EDAM Format concept is missing synyonm or label matching the file extension.

**Documentation:** https://github.com/edamontology/edamverify/blob/master/docs/fileExtensionMissingSynonym.md

**NB.1: - Running the notebook**
The directory containing the ``EDAM_dev.owl`` file must be defined by ``EDAM_PATH`` environment variable.

The script requires the test to be run from a subdirectory of ``EDAM_PATH`` (hence ``'../EDAM_dev.owl'`` below)

In [36]:
import os
from rdflib import ConjunctiveGraph, Namespace
import json

# Constants for script return value as per https://github.com/edamontology/edamverify.
NOERR = "NOERR"
INFO  = "INFO"
WARN  = "WARN"
ERROR = "ERROR"

#Load EDAM_dev.owl from GitHub into an RDF graph.
print("Loading graph ...", end="")
g = ConjunctiveGraph()
g.load(os.environ.get('EDAM_PATH', '../EDAM_dev.owl'), format='xml')
# g.load('https://raw.githubusercontent.com/edamontology/edamontology/master/EDAM_dev.owl', format='xml')
# g.load('EDAM_dev.owl', format='xml')
g.bind('edam', Namespace('http://edamontology.org#'))
print("done!")



Loading graph ...done!


Define SPARQL query to retrieve ID, term, file extension and exact synonym of concepts. Run the query.
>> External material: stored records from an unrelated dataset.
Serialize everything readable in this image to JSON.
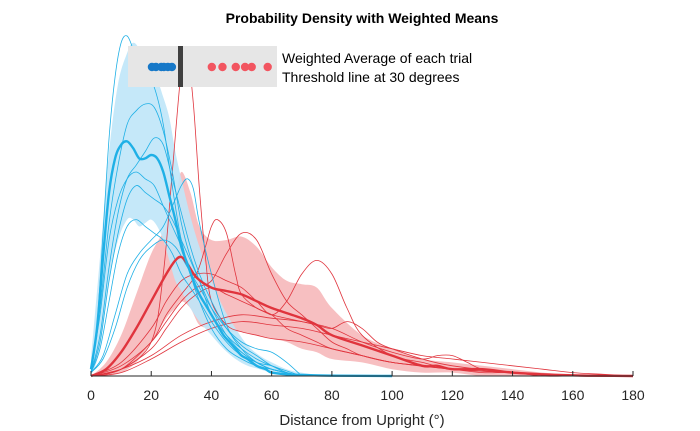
{
  "chart_data": {
    "type": "line",
    "title": "Probability Density with Weighted Means",
    "xlabel": "Distance from Upright (°)",
    "ylabel": "",
    "xlim": [
      0,
      180
    ],
    "ylim": [
      0,
      1
    ],
    "y_axis_visible": false,
    "grid": false,
    "x_ticks": [
      0,
      20,
      40,
      60,
      80,
      100,
      120,
      140,
      160,
      180
    ],
    "threshold": 30,
    "colors": {
      "blue_line": "#1fb0e6",
      "blue_fill": "#bfe6f8",
      "blue_marker": "#1678c8",
      "red_line": "#e0343d",
      "red_fill": "#f7bcbe",
      "red_marker": "#f25560",
      "threshold_line": "#404040",
      "legend_box": "#e6e6e6"
    },
    "legend": {
      "position": "top",
      "entries": [
        "Weighted Average of each trial",
        "Threshold line at 30 degrees"
      ]
    },
    "weighted_means": {
      "blue": [
        15.0,
        16.5,
        18.5,
        19.5,
        21.0,
        22.5
      ],
      "red": [
        37.5,
        41.5,
        46.5,
        50.0,
        52.5,
        58.5
      ]
    },
    "series": [
      {
        "group": "blue",
        "role": "mean",
        "x": [
          0,
          2,
          4,
          6,
          8,
          10,
          12,
          14,
          16,
          18,
          20,
          22,
          24,
          26,
          28,
          30,
          32,
          34,
          36,
          38,
          40,
          42,
          44,
          46,
          48,
          50,
          52,
          55,
          58,
          60,
          65,
          70,
          80,
          100
        ],
        "y": [
          0.02,
          0.14,
          0.35,
          0.54,
          0.64,
          0.68,
          0.69,
          0.67,
          0.64,
          0.64,
          0.65,
          0.64,
          0.6,
          0.53,
          0.46,
          0.38,
          0.33,
          0.28,
          0.24,
          0.21,
          0.18,
          0.15,
          0.12,
          0.1,
          0.08,
          0.06,
          0.05,
          0.03,
          0.02,
          0.01,
          0.005,
          0.003,
          0.001,
          0
        ]
      },
      {
        "group": "blue",
        "role": "band",
        "x": [
          0,
          3,
          6,
          9,
          12,
          14,
          16,
          18,
          20,
          22,
          24,
          26,
          28,
          30,
          33,
          36,
          40,
          44,
          48,
          52,
          56,
          60,
          65,
          70,
          80,
          100
        ],
        "lower": [
          0,
          0.08,
          0.28,
          0.4,
          0.46,
          0.46,
          0.44,
          0.45,
          0.46,
          0.44,
          0.4,
          0.34,
          0.28,
          0.25,
          0.2,
          0.16,
          0.12,
          0.08,
          0.05,
          0.03,
          0.02,
          0.01,
          0.005,
          0,
          0,
          0
        ],
        "upper": [
          0.05,
          0.35,
          0.66,
          0.86,
          0.95,
          0.98,
          0.96,
          0.9,
          0.88,
          0.87,
          0.82,
          0.76,
          0.66,
          0.58,
          0.47,
          0.38,
          0.28,
          0.2,
          0.14,
          0.09,
          0.06,
          0.04,
          0.02,
          0.01,
          0,
          0
        ]
      },
      {
        "group": "blue",
        "role": "trial",
        "x": [
          0,
          2,
          4,
          6,
          8,
          10,
          12,
          14,
          16,
          18,
          20,
          22,
          24,
          26,
          28,
          30,
          33,
          36,
          40,
          45,
          50,
          55,
          60,
          70
        ],
        "y": [
          0.01,
          0.15,
          0.42,
          0.7,
          0.88,
          0.98,
          1.0,
          0.96,
          0.9,
          0.88,
          0.87,
          0.82,
          0.74,
          0.62,
          0.5,
          0.4,
          0.3,
          0.22,
          0.14,
          0.08,
          0.05,
          0.03,
          0.02,
          0
        ]
      },
      {
        "group": "blue",
        "role": "trial",
        "x": [
          0,
          3,
          6,
          9,
          12,
          15,
          18,
          21,
          24,
          27,
          30,
          33,
          36,
          40,
          45,
          50,
          55,
          60,
          65,
          70
        ],
        "y": [
          0.02,
          0.2,
          0.45,
          0.62,
          0.74,
          0.78,
          0.8,
          0.79,
          0.72,
          0.6,
          0.45,
          0.35,
          0.28,
          0.18,
          0.11,
          0.07,
          0.04,
          0.03,
          0.01,
          0
        ]
      },
      {
        "group": "blue",
        "role": "trial",
        "x": [
          0,
          3,
          6,
          9,
          12,
          15,
          18,
          21,
          24,
          27,
          30,
          33,
          36,
          40,
          45,
          50,
          55,
          60,
          65,
          70
        ],
        "y": [
          0.01,
          0.12,
          0.32,
          0.48,
          0.58,
          0.62,
          0.66,
          0.7,
          0.68,
          0.58,
          0.48,
          0.38,
          0.3,
          0.22,
          0.14,
          0.09,
          0.06,
          0.03,
          0.01,
          0
        ]
      },
      {
        "group": "blue",
        "role": "trial",
        "x": [
          0,
          3,
          6,
          9,
          12,
          15,
          18,
          21,
          24,
          27,
          30,
          33,
          36,
          40,
          45,
          50,
          55,
          60,
          70
        ],
        "y": [
          0.02,
          0.18,
          0.4,
          0.52,
          0.58,
          0.6,
          0.58,
          0.56,
          0.5,
          0.44,
          0.38,
          0.3,
          0.24,
          0.18,
          0.12,
          0.08,
          0.05,
          0.03,
          0
        ]
      },
      {
        "group": "blue",
        "role": "trial",
        "x": [
          0,
          3,
          6,
          9,
          12,
          15,
          18,
          21,
          24,
          27,
          30,
          33,
          36,
          40,
          45,
          50,
          55,
          60,
          70
        ],
        "y": [
          0.01,
          0.1,
          0.28,
          0.42,
          0.52,
          0.56,
          0.54,
          0.52,
          0.5,
          0.46,
          0.4,
          0.34,
          0.28,
          0.2,
          0.12,
          0.07,
          0.04,
          0.02,
          0
        ]
      },
      {
        "group": "blue",
        "role": "trial",
        "x": [
          0,
          3,
          6,
          9,
          12,
          15,
          18,
          21,
          24,
          27,
          30,
          33,
          36,
          40,
          45,
          50,
          55,
          60,
          70
        ],
        "y": [
          0.01,
          0.08,
          0.22,
          0.36,
          0.44,
          0.46,
          0.44,
          0.42,
          0.4,
          0.36,
          0.3,
          0.26,
          0.22,
          0.16,
          0.1,
          0.06,
          0.04,
          0.02,
          0
        ]
      },
      {
        "group": "blue",
        "role": "trial",
        "x": [
          0,
          4,
          8,
          12,
          16,
          20,
          24,
          28,
          30,
          32,
          34,
          36,
          40,
          45,
          50,
          55,
          60,
          65,
          70
        ],
        "y": [
          0.01,
          0.06,
          0.18,
          0.3,
          0.36,
          0.4,
          0.44,
          0.52,
          0.56,
          0.58,
          0.55,
          0.45,
          0.3,
          0.15,
          0.08,
          0.04,
          0.02,
          0.01,
          0
        ]
      },
      {
        "group": "blue",
        "role": "trial",
        "x": [
          0,
          4,
          8,
          12,
          16,
          20,
          24,
          28,
          32,
          36,
          40,
          45,
          50,
          55,
          60,
          65,
          70
        ],
        "y": [
          0.01,
          0.05,
          0.14,
          0.26,
          0.34,
          0.38,
          0.4,
          0.38,
          0.32,
          0.26,
          0.2,
          0.14,
          0.1,
          0.08,
          0.07,
          0.04,
          0
        ]
      },
      {
        "group": "red",
        "role": "mean",
        "x": [
          0,
          5,
          10,
          15,
          20,
          25,
          28,
          30,
          32,
          35,
          40,
          45,
          50,
          55,
          60,
          70,
          75,
          80,
          90,
          100,
          110,
          115,
          120,
          130,
          140,
          150,
          160,
          170,
          180
        ],
        "y": [
          0,
          0.02,
          0.07,
          0.14,
          0.22,
          0.3,
          0.34,
          0.35,
          0.33,
          0.29,
          0.26,
          0.25,
          0.24,
          0.22,
          0.2,
          0.17,
          0.15,
          0.12,
          0.09,
          0.06,
          0.03,
          0.03,
          0.02,
          0.02,
          0.01,
          0.005,
          0.002,
          0.001,
          0
        ]
      },
      {
        "group": "red",
        "role": "band",
        "x": [
          0,
          5,
          10,
          15,
          20,
          25,
          28,
          30,
          33,
          36,
          40,
          45,
          50,
          55,
          60,
          65,
          70,
          75,
          80,
          90,
          100,
          110,
          120,
          130,
          140,
          150,
          160,
          180
        ],
        "lower": [
          0,
          0,
          0.01,
          0.04,
          0.1,
          0.17,
          0.2,
          0.22,
          0.2,
          0.15,
          0.14,
          0.13,
          0.13,
          0.12,
          0.11,
          0.1,
          0.08,
          0.07,
          0.05,
          0.04,
          0.02,
          0.01,
          0.01,
          0,
          0,
          0,
          0,
          0
        ],
        "upper": [
          0,
          0.04,
          0.12,
          0.24,
          0.36,
          0.44,
          0.52,
          0.6,
          0.54,
          0.44,
          0.4,
          0.4,
          0.41,
          0.38,
          0.32,
          0.28,
          0.27,
          0.26,
          0.2,
          0.12,
          0.08,
          0.05,
          0.04,
          0.03,
          0.02,
          0.01,
          0.005,
          0
        ]
      },
      {
        "group": "red",
        "role": "trial",
        "x": [
          0,
          10,
          20,
          24,
          27,
          30,
          32,
          34,
          36,
          38,
          40,
          45,
          50,
          55,
          60,
          70,
          80,
          90,
          100,
          110,
          120,
          130,
          140,
          150,
          160,
          170,
          180
        ],
        "y": [
          0,
          0.02,
          0.1,
          0.3,
          0.6,
          0.9,
          0.95,
          0.8,
          0.55,
          0.35,
          0.22,
          0.15,
          0.13,
          0.12,
          0.11,
          0.1,
          0.08,
          0.06,
          0.04,
          0.03,
          0.02,
          0.01,
          0.01,
          0,
          0,
          0,
          0
        ]
      },
      {
        "group": "red",
        "role": "trial",
        "x": [
          0,
          10,
          20,
          25,
          30,
          35,
          38,
          40,
          42,
          45,
          48,
          50,
          55,
          60,
          65,
          70,
          75,
          80,
          90,
          100,
          120,
          140,
          160,
          180
        ],
        "y": [
          0,
          0.03,
          0.1,
          0.18,
          0.24,
          0.3,
          0.38,
          0.44,
          0.46,
          0.42,
          0.3,
          0.24,
          0.2,
          0.18,
          0.14,
          0.12,
          0.1,
          0.08,
          0.06,
          0.04,
          0.02,
          0.01,
          0,
          0
        ]
      },
      {
        "group": "red",
        "role": "trial",
        "x": [
          0,
          10,
          20,
          25,
          30,
          35,
          40,
          45,
          50,
          55,
          60,
          65,
          70,
          75,
          80,
          85,
          90,
          100,
          110,
          120,
          140,
          160,
          180
        ],
        "y": [
          0,
          0.02,
          0.1,
          0.16,
          0.22,
          0.26,
          0.28,
          0.36,
          0.42,
          0.4,
          0.3,
          0.22,
          0.18,
          0.14,
          0.1,
          0.08,
          0.06,
          0.04,
          0.03,
          0.02,
          0.01,
          0,
          0
        ]
      },
      {
        "group": "red",
        "role": "trial",
        "x": [
          0,
          10,
          20,
          25,
          30,
          35,
          40,
          45,
          50,
          55,
          60,
          65,
          70,
          75,
          80,
          85,
          90,
          100,
          110,
          120,
          140,
          160,
          180
        ],
        "y": [
          0,
          0.04,
          0.14,
          0.22,
          0.28,
          0.3,
          0.3,
          0.28,
          0.26,
          0.22,
          0.18,
          0.22,
          0.3,
          0.34,
          0.3,
          0.2,
          0.12,
          0.06,
          0.04,
          0.02,
          0.01,
          0,
          0
        ]
      },
      {
        "group": "red",
        "role": "trial",
        "x": [
          0,
          10,
          20,
          25,
          30,
          35,
          40,
          45,
          50,
          55,
          60,
          70,
          75,
          80,
          85,
          90,
          95,
          100,
          110,
          120,
          140,
          160,
          180
        ],
        "y": [
          0,
          0.02,
          0.08,
          0.14,
          0.2,
          0.24,
          0.26,
          0.24,
          0.22,
          0.2,
          0.18,
          0.16,
          0.15,
          0.14,
          0.16,
          0.14,
          0.1,
          0.08,
          0.05,
          0.03,
          0.01,
          0,
          0
        ]
      },
      {
        "group": "red",
        "role": "trial",
        "x": [
          0,
          10,
          20,
          30,
          40,
          50,
          60,
          70,
          80,
          90,
          100,
          110,
          115,
          120,
          125,
          130,
          140,
          150,
          160,
          180
        ],
        "y": [
          0,
          0.02,
          0.06,
          0.12,
          0.16,
          0.18,
          0.17,
          0.16,
          0.14,
          0.1,
          0.07,
          0.05,
          0.06,
          0.06,
          0.04,
          0.02,
          0.01,
          0.005,
          0,
          0
        ]
      },
      {
        "group": "red",
        "role": "trial",
        "x": [
          0,
          10,
          20,
          30,
          40,
          50,
          60,
          70,
          80,
          90,
          100,
          110,
          120,
          130,
          140,
          150,
          160,
          170,
          180
        ],
        "y": [
          0,
          0.01,
          0.05,
          0.1,
          0.14,
          0.16,
          0.15,
          0.14,
          0.12,
          0.1,
          0.08,
          0.06,
          0.05,
          0.04,
          0.03,
          0.02,
          0.01,
          0.005,
          0
        ]
      }
    ]
  }
}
**NB:** BASE is used to define the define the default namespace (for ``file_extension`` below).

In [37]:
# Compile SPARQL query
query_term = """
BASE <http://edamontology.org/>
SELECT ?id ?term ?ext ?exact_syn WHERE
{
?id rdfs:label ?term .
?id :file_extension ?ext .
?id oboInOwl:hasExactSynonym ?exact_syn 
}
"""

# Run SPARQL query and collate results
errfound = False
errs = {}
report = list()
results = g.query(query_term)

Analyse results of query.

In [38]:
# Code is a bit bloaty below (3 separate loops) but has been tested & works well.

for r in results :
    id   = str(r['id'])
    errs[id]={}

for r in results :
#    print(str(r['id']), str(r['term']), str(r['ext']), str(r['exact_syn']))
    id   = str(r['id'])
    term = str(r['term']) 
    ext  = str(r['ext'])
    exact_syn = str(r['exact_syn'])

    if (ext.lower() != exact_syn.lower()) and (ext.lower() != term.lower()): 
        if ext not in errs[id]:
            errs[id][ext] = True
    else:
        errs[id][ext] = False

for r in results :
    id   = str(r['id'])
    term = str(r['term'])
    ext  = str(r['ext'])

    if errs[id][ext] == True:
        errfound = True
        report.append(id +  ' (' + term + '): ' + ext)

Write report and return approriate value.

In [39]:
report_obj = {}
report_obj['test_name'] = 'fileExtensionMissingSynonym'
report_obj['comment'] = 'No <exactSynonym> or <rdfs:label> found matching to <file_extension> for one or more concepts.'

if errfound:
    report_obj['status'] = WARN
    report_obj['reason'] = report
else:
    report_obj['status'] = NOERR

report_json = json.dumps(report_obj, indent=4)
print(report_json)

{
    "comment": "No <exactSynonym> or <rdfs:label> found matching to <file_extension> for one or more concepts.",
    "test_name": "fileExtensionMissingSynonym",
    "status": "NOERR"
}